Üç Deniz Girişimi yeni uçurumlara mı gebe?
Varşova'da yapılan Üç Deniz Girişimi zirvesinin yıldız konuğu ABD Başkanı Donald Trump'tı. İttifakta Baltık Denizi, Adriyatik ve Karadeniz'e kıyısı olan ve ekonomik işbirliğini derinleştirmek isteyen on iki Orta ve Doğu Avrupa ülkesi yer alıyor.
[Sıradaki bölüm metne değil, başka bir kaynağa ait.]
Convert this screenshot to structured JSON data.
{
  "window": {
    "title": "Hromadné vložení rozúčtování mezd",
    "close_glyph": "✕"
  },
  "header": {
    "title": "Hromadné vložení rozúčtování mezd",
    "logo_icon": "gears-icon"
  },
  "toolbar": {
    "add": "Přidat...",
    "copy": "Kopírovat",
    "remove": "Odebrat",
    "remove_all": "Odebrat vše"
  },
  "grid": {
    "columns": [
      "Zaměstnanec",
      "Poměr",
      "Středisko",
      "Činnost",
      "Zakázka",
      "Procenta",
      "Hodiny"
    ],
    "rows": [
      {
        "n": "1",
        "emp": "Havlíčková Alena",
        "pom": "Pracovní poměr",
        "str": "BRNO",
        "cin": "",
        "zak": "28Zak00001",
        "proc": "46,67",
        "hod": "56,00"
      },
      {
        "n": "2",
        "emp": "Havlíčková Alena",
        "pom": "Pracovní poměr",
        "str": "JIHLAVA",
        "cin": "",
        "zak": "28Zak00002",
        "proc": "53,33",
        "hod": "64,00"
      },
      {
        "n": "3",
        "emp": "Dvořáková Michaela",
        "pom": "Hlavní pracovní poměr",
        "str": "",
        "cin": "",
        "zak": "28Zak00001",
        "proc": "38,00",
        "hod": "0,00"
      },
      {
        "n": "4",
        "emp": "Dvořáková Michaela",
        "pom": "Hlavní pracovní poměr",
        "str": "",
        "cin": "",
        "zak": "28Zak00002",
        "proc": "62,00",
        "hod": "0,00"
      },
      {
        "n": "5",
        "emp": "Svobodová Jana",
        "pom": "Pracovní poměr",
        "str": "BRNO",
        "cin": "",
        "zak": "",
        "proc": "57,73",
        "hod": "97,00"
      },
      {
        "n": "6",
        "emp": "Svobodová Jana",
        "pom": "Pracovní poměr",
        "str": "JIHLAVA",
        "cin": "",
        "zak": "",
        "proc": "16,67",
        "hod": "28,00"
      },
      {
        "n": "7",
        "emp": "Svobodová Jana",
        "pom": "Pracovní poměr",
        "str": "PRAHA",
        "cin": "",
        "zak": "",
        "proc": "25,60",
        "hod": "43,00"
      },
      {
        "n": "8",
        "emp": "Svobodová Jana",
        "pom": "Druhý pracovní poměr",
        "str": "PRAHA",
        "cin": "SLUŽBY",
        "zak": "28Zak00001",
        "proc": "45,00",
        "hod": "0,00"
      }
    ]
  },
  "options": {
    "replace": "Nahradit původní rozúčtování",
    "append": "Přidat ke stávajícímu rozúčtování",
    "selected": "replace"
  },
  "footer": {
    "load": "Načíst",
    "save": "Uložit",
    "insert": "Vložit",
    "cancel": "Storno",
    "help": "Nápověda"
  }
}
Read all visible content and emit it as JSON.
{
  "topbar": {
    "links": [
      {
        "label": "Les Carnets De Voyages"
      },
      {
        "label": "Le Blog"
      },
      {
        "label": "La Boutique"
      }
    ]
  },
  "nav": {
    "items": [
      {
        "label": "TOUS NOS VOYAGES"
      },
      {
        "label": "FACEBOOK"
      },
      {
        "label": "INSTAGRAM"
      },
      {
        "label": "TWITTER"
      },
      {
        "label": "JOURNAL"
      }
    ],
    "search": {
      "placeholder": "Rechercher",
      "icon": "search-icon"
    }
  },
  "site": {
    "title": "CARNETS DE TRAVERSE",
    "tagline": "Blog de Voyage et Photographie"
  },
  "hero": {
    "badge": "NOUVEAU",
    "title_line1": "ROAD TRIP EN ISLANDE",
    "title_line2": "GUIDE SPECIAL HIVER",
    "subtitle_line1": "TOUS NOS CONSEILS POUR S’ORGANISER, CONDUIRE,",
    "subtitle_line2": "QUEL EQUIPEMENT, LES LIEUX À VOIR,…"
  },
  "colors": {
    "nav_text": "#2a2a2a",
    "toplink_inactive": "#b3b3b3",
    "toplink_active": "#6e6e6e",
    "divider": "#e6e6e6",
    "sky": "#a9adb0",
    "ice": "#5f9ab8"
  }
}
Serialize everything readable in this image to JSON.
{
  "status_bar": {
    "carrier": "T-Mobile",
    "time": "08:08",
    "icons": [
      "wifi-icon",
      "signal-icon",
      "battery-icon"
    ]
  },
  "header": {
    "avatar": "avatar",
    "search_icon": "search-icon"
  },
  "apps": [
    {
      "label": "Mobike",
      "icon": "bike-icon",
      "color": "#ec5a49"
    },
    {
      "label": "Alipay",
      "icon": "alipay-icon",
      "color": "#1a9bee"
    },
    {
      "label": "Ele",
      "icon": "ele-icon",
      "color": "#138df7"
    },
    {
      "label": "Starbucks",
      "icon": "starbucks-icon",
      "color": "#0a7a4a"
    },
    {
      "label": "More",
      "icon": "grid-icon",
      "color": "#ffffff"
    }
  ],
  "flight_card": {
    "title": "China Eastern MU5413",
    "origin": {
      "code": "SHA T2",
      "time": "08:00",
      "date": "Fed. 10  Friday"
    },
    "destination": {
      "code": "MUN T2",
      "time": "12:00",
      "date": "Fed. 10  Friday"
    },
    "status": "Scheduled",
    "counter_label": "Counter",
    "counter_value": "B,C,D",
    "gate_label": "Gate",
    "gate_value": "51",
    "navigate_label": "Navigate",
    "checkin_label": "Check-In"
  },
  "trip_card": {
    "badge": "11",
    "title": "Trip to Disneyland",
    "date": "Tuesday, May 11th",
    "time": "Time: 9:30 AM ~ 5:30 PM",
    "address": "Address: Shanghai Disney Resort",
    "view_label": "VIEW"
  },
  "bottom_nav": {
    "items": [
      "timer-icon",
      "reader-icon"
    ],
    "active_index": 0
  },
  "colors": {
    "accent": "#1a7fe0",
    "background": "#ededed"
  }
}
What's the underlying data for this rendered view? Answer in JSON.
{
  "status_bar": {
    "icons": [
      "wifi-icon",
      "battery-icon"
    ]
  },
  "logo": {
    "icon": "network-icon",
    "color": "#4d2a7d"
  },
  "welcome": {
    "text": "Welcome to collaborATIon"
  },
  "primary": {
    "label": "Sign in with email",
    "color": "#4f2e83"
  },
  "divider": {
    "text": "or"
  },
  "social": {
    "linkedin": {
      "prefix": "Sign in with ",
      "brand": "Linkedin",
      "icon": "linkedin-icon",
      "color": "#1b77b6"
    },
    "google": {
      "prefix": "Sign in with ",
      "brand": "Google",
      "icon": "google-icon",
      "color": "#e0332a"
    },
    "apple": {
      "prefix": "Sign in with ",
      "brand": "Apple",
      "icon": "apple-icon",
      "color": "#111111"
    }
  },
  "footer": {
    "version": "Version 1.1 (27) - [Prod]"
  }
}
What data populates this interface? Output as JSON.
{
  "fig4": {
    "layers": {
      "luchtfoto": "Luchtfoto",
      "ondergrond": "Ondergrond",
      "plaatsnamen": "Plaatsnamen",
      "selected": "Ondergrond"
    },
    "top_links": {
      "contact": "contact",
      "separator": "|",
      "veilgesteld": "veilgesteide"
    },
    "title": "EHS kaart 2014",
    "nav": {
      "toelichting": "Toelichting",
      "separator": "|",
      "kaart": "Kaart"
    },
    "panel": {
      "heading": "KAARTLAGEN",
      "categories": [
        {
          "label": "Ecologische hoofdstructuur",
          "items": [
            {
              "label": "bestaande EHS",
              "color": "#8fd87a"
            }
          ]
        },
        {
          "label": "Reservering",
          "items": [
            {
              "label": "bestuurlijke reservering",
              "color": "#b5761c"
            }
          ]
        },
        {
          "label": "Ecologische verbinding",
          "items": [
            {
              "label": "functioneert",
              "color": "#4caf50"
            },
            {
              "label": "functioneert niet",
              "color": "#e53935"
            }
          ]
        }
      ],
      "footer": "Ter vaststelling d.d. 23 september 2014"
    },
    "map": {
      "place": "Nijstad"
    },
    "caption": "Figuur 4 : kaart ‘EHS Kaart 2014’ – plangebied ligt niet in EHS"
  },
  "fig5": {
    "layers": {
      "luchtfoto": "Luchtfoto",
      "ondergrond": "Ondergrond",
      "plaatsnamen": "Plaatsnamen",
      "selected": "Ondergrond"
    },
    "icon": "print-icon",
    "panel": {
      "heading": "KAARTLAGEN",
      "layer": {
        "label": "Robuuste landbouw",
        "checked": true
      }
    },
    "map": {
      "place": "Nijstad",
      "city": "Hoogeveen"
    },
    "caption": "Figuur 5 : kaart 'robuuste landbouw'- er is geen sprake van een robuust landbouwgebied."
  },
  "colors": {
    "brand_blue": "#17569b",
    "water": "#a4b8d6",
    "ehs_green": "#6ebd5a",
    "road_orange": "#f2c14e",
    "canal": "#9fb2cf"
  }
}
Bölge basınında ittifakla ilgili farklı görüşler yer alıyor.
Eski proje tekrar masada
Gândul, girişimin oluşum ve hedeflerini açıklıyor:
“Polonya Cumhurbaşkanı Duda'nın düşüncesi, iki savaş arası dönemde bağımsız Polonya'nın ilk cumhurbaşkanı Mareşal Józef Piłsudski'nin stratejik projesinin ekonomik yeni versiyonu. Pilsudski, Polonya ve Litvanya'yı birleştirmek ve böylece Rusya ile Almanya'nın genişlemeci hedeflerini engellemek istiyordu. Eski intermarium (iki deniz arası) projesiyle karşılaştırıldığında Üç Deniz Girişimi, Orta Avrupa ülkeleri arasında taşımacılık ve enerji konularında bir tür işbirliğini andırıyor. Çoğu analist, girişimi genişletilmiş bir Vişegrad Grubu olarak yorumluyor. Vişegrad'a üye olmayıp yeni girişime dahil ülkeler Romanya, Ukrayna, Baltık ülkeleri, Finlandiya, İsveç ve Norveç. ... Ancak çoğu AB üyesi ülkenin devlet ve hükümet başkanları girişimi, AB ülkelerinin arasını açacak bir gelişme olarak görüyor.”
Bu iş pahalıya patlayabilir
Geçtiğimiz yıl Hırvatistan'da kurulan Üç-Deniz-Girişimi, katılımcı ülkelere ağır yük oluşturabilir, diyor Novi list:
“Trump cömertçe şu sözleri söyledi: Yakıta gereksinimi olan varsa, hemen söylesin, çünkü ABD'nin devasa bir rezervi var. Dünyanın lider ülkesi ve onun gösterişli başkanının Karadeniz'den Adriyatik'e, oradan da Baltık Denizi'ne uzanan eski sosyalist devletleri desteklemesi ne kadar da güzel. ... Ancak bunun mali yükünü kim üstlenecek? ABD'nin elinde büyük yakıt rezervleri bulunduğu bir sır değil. Ancak ABD gazı, Rusya'dan alınandan birkaç kat daha pahalı. Zayıf ekonomimiz ve kötü yaşam standardımızı bir de ABD'den alınacak pahalı yakıtlarla daha fazla yük altında bırakmamalıyız.”
Doğu ile Batı arasındaki köprü: Macaristan
Hükümete yakın Magyar Hírlap gazetesi, Macaristan'ın Orta Avrupa'da anahtar bir rol üstlenme olasılığından coşkuyla söz ediyor:
“Almanya ile Rusya arasındaki bölge giderek önem kazanmaya başladı. AB nüfusunun yüzde 22'sinin yaşadığı 12 ülke, Birlik içindeki en büyük ekonomik kalkınma rakamlarına sahip. Stratejik öneme sahip bu bölge Berlin-Paris ikilisinin yanı sıra siyasi, ekonomik, altyapı ve savunma politikaları açısından da Avrupa'da yeni bir güç odağı olabilir. ... Bölgesel işbirliğinin motoru hiç kuşku yok ki Vişegrad ülkeleri; Macaristan ise bu grubun başrol oyuncusu. Macaristan cesur, akıllı ve sabırlı olursa, Doğu ile Batı arasında önemli bir köprü ve stratejik bir bağlantı noktası oluşturabilir.”